During one of these breakfasts, we relished words like “cleave” that have two meanings that are opposite of each other. Cleave — both to break apart and to bring together.
Right now, humanity, we are cleaved.
Global pandemic. Street uprisings that refuse to abide by the enduring violence of enslaving Africans to extract and expand wealth. This country’s violent origins beget violent contemporary responses. “Dying is the high cost of living,” Daniel writes:
Everyone Doing
You’re fooling yourselves to death!
Dying is the high cost of living nowadays.
But you’re bleeding everywhere.
Yes, but I’m young and bulletproof!
Apparently not, there’s blood
And it’s seeping into the carpet.
Hello, hello.
This is one of my all-time favorite final lines of a poem. “Hello” — well, that is a greeting. But the repetition of “Hello, hello”? There’s isolation, too. Can anyone hear him?
There’s the isolation of living in a pandemic. And there is the isolation of being very poor.
Daniel writes as a witness to poverty. Carolyn Forché, whose “Against Forgetting” catalogues 20th-century accounts of Poetry of Witness, describes that poets of witness are those “for whom the normative promises of the nation-state have failed. They have not been afforded the legal or the physical protections that the modern state is supposed to lend its citizens.”
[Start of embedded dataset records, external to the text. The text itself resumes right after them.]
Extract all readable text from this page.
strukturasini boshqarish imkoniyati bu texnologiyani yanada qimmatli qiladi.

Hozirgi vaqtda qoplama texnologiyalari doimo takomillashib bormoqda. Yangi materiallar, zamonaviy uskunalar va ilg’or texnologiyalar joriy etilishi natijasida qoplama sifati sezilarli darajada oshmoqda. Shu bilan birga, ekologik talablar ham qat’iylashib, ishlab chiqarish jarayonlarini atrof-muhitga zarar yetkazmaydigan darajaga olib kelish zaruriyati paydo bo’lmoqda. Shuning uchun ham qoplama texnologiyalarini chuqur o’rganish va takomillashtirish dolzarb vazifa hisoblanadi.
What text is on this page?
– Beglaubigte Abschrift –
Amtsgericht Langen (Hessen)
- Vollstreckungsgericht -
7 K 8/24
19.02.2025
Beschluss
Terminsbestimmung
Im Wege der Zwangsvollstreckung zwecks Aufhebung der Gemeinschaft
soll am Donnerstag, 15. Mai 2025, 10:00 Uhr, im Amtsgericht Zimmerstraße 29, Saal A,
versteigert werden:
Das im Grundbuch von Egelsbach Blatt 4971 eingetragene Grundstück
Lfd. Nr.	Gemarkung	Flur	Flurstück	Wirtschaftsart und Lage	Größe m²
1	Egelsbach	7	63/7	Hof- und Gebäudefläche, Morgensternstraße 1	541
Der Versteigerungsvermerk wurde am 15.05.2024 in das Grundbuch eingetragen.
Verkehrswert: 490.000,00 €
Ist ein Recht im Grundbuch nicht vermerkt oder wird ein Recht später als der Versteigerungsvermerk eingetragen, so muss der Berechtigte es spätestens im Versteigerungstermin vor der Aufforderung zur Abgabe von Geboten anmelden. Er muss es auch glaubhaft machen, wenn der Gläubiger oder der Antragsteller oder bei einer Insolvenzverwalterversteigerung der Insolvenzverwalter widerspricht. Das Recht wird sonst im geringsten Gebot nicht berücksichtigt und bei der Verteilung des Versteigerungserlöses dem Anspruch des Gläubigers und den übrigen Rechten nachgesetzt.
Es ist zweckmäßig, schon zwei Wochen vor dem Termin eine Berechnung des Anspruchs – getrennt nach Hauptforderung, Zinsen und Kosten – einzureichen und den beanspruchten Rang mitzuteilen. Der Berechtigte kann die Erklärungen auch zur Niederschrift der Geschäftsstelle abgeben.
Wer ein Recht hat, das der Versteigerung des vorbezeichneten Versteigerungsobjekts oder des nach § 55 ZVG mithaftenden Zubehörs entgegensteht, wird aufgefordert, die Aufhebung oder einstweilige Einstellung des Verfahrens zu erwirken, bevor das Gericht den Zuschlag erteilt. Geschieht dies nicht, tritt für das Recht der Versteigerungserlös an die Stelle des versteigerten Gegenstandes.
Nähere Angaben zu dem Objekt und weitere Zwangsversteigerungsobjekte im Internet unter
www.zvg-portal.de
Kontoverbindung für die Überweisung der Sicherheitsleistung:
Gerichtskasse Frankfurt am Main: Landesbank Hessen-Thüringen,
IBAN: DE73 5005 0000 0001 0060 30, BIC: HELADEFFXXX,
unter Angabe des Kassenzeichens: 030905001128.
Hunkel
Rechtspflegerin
Founded in white supremacy, accomplice to unrestrained private wealth, the United States has failed too many of its people — Black neighbors killed by state violence; poor neighbors surviving in tents draped with blue tarps like urban haystack rocks; the many, many more who are poor, indoors and out of public eyeshot, the droves of future unhoused neighbors when more evictions fall hard like an axe.
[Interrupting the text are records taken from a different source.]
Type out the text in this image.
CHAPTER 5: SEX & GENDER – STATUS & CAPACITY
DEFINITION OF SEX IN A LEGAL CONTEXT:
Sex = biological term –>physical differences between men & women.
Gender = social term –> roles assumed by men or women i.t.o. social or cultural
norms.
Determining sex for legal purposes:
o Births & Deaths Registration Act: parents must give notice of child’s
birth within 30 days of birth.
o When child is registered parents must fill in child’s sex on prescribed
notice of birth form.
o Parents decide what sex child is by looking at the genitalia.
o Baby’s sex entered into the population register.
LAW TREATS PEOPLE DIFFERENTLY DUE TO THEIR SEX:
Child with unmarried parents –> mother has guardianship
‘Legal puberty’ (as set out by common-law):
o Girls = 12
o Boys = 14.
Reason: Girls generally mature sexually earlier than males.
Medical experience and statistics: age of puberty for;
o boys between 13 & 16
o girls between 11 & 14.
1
This is another Daniel Cox poem taped to my computer.
Last House on the Block
The bell was replaced by a speaker.
Vagrants sleep on the door steps.
The inside is beautiful, the outside is ancient.
They spare no expense, with all its adornments and gilded objects,
but we the poor keep being the poor.
I keep this poem in front me every day as motivation. That final line speaks to an inevitability that must be challenged. With small reforms as our only tools, “the poor keep being the poor.” More radical transformation is threatening to a country whose prosperity is based on violence.
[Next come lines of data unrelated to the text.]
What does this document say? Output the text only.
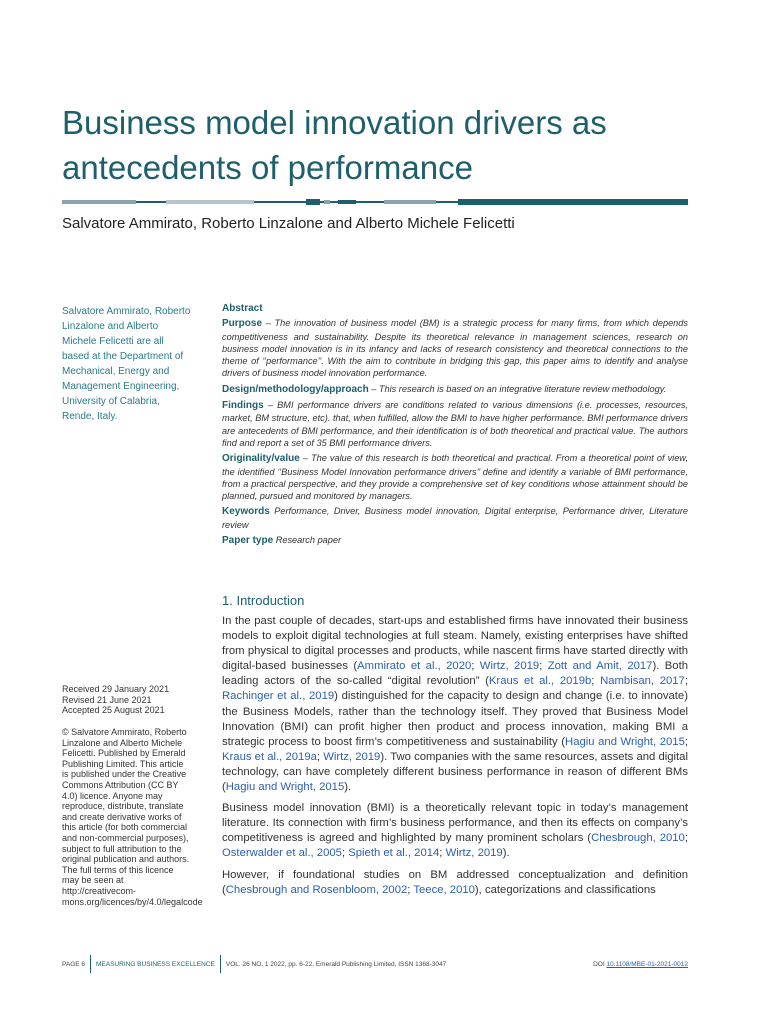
Business model innovation drivers as antecedents of performance
Salvatore Ammirato, Roberto Linzalone and Alberto Michele Felicetti
Salvatore Ammirato, Roberto Linzalone and Alberto Michele Felicetti are all based at the Department of Mechanical, Energy and Management Engineering, University of Calabria, Rende, Italy.
Abstract

Purpose – The innovation of business model (BM) is a strategic process for many firms, from which depends competitiveness and sustainability. Despite its theoretical relevance in management sciences, research on business model innovation is in its infancy and lacks of research consistency and theoretical connections to the theme of ‘‘performance’’. With the aim to contribute in bridging this gap, this paper aims to identify and analyse drivers of business model innovation performance.

Design/methodology/approach – This research is based on an integrative literature review methodology.

Findings – BMI performance drivers are conditions related to various dimensions (i.e. processes, resources, market, BM structure, etc). that, when fulfilled, allow the BMI to have higher performance. BMI performance drivers are antecedents of BMI performance, and their identification is of both theoretical and practical value. The authors find and report a set of 35 BMI performance drivers.

Originality/value – The value of this research is both theoretical and practical. From a theoretical point of view, the identified ‘‘Business Model Innovation performance drivers’’ define and identify a variable of BMI performance, from a practical perspective, and they provide a comprehensive set of key conditions whose attainment should be planned, pursued and monitored by managers.

Keywords Performance, Driver, Business model innovation, Digital enterprise, Performance driver, Literature review

Paper type Research paper

1. Introduction

In the past couple of decades, start-ups and established firms have innovated their business models to exploit digital technologies at full steam. Namely, existing enterprises have shifted from physical to digital processes and products, while nascent firms have started directly with digital-based businesses (Ammirato et al., 2020; Wirtz, 2019; Zott and Amit, 2017). Both leading actors of the so-called “digital revolution” (Kraus et al., 2019b; Nambisan, 2017; Rachinger et al., 2019) distinguished for the capacity to design and change (i.e. to innovate) the Business Models, rather than the technology itself. They proved that Business Model Innovation (BMI) can profit higher then product and process innovation, making BMI a strategic process to boost firm’s competitiveness and sustainability (Hagiu and Wright, 2015; Kraus et al., 2019a; Wirtz, 2019). Two companies with the same resources, assets and digital technology, can have completely different business performance in reason of different BMs (Hagiu and Wright, 2015).

Business model innovation (BMI) is a theoretically relevant topic in today’s management literature. Its connection with firm’s business performance, and then its effects on company’s competitiveness is agreed and highlighted by many prominent scholars (Chesbrough, 2010; Osterwalder et al., 2005; Spieth et al., 2014; Wirtz, 2019).

However, if foundational studies on BM addressed conceptualization and definition (Chesbrough and Rosenbloom, 2002; Teece, 2010), categorizations and classifications

Received 29 January 2021
Revised 21 June 2021
Accepted 25 August 2021
© Salvatore Ammirato, Roberto Linzalone and Alberto Michele Felicetti. Published by Emerald Publishing Limited. This article is published under the Creative Commons Attribution (CC BY 4.0) licence. Anyone may reproduce, distribute, translate and create derivative works of this article (for both commercial and non-commercial purposes), subject to full attribution to the original publication and authors. The full terms of this licence may be seen at http://creativecom-mons.org/licences/by/4.0/legalcode
PAGE 6 MEASURING BUSINESS EXCELLENCE VOL. 26 NO. 1 2022, pp. 6-22, Emerald Publishing Limited, ISSN 1368-3047	DOI 10.1108/MBE-01-2021-0012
There’s so much more to write about Daniel’s poetry. The observational, precise poems evoke for me the poetry of Greek socialist Yannis Ritsos, who was imprisoned for years for his opposition of fascism, and the mottos of Bertolt Brecht, as well as Brecht’s allegorical poems, when he took on the fascists of his time as Daniel does when he writes of the “kaleidoscope vision from insane megamaniac mind with super inflated ego that he wore quite well inside his tiny skull …” And there are Daniel’s meditative poems, like the one he read outside Street Roots during an early week of the pandemic in March.
But I’ll leave it at this:
Let Daniel know you miss him and his poetry. Do you have a favorite poem? Do you remember an image or a line from one you read before? Share this on social media. #DanielCoxPoetry. Make a comment on our social media.
And, if you aren’t a reader of Daniel’s poems, I hope you are determined to become one when our paper returns to the streets, in that “aftermath” when “those who survived … learn a new method to live.” Let it be an just aftermath of our making, cleaved from this cleaving.